I · II · III · IV · V · VI

 

И мог же ведь заморгать светильником, прознав про нашу предрасположенность к эпилептическим припадкам, очень мог, вознамерившись пробраться в спальни верховодителей, но не стал, потому что нас не было тогда на посту – Мурме очень захотелось писать, и мне из солидарности тоже. Так и получилось, что газетчик не встретил бы никаких препятствий у святая святых.

Потом отлучились в буфет, потому что Тикай бежал в ту сторону мимо нас и сказал, что привезли наконец-то сироп и газировку, а мы были как раз обезвожены, ну а после уже снова были в туалете, и даже не раз, так что трогал чьи писания газетчик или не трогал – не знает никто.

Вы простите меня! Болван ваш Гакря! Но и Мурма тоже. И зассыха к тому же.

 

Сладкого и хочу, и жалко. Кексику невдомек, что мрак выел мою сердцевину, хотя это ему потом латать ее, душу, где она надкушена, – заполнять собой.

Таммова жизнь привила мне грех. Какой? Чревоугодие, конечно. Блинчики с мясом, тушеная картошка, засолки, раки, щи и проч. Еб твою мать и хлёб ее борщ – как я люблю жрать! Так люблю, что для полноты, понимаете, экспрессии вставил эту паршивую буковку ё, чтоб вы глагол не перепутали с насущным. А тут что? Оксюморон! Огретый прохладной (если не сказать – ледяной) струей водяного кнута, я без толку отстаивал свои права голодовкой. Хватило меня ненадолго: брюшко заурчало, собой заело – что тут попишешь? – и незадолго до того, как приступить к эпистолярному акту, прокрался я за объедками в столовую. Смотрю – у фритюрной ванночки пакет вроде молочного. Ну, я его перегрыз, содержимое пригубил, и все – капут. Пишу вам с унитаза. Подкинули мне отраву поварешки. Пакет захватил с собой. Смотрю сейчас, а на обороте упаковки ме-е-е-елко так писано: «Suffering. Made in Yoursoul».

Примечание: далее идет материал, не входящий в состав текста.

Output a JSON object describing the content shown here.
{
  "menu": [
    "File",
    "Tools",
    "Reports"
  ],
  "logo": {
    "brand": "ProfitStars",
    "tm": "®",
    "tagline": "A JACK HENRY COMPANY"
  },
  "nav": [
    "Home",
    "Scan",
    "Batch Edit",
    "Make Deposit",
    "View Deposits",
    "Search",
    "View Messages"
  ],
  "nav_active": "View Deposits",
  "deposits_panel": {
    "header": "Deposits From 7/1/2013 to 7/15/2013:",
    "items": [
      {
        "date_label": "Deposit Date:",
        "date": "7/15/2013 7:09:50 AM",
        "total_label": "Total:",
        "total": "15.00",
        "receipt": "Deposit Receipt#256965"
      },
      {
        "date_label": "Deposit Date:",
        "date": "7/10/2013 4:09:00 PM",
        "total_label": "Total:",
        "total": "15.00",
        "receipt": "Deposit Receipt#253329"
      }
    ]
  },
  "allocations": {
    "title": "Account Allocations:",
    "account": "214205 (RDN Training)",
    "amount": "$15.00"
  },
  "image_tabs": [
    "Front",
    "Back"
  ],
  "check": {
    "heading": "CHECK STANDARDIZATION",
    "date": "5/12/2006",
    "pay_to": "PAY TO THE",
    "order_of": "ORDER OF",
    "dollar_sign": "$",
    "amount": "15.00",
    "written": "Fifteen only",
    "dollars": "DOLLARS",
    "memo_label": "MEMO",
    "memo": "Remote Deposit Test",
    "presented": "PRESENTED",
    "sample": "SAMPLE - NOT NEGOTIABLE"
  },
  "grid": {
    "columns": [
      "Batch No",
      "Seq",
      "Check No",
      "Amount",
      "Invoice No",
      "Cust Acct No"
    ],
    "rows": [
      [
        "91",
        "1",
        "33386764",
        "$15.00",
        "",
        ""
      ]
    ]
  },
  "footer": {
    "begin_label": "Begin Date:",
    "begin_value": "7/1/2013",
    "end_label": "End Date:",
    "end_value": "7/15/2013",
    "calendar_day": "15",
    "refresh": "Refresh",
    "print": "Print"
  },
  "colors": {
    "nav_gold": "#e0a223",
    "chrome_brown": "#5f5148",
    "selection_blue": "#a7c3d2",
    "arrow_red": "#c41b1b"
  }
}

Зато вчера в шатре опрокинул в себя целый казан плова со свининой, закусил его косяком креветок в сливочном соусе и запил недешевым винищем. Видели бы вы рожу Африкана, когда я присосался к таре.

 

Поверить не могу, что сегодня парня слопают. Я ведь давно в этих краях и всех шизиков знаю.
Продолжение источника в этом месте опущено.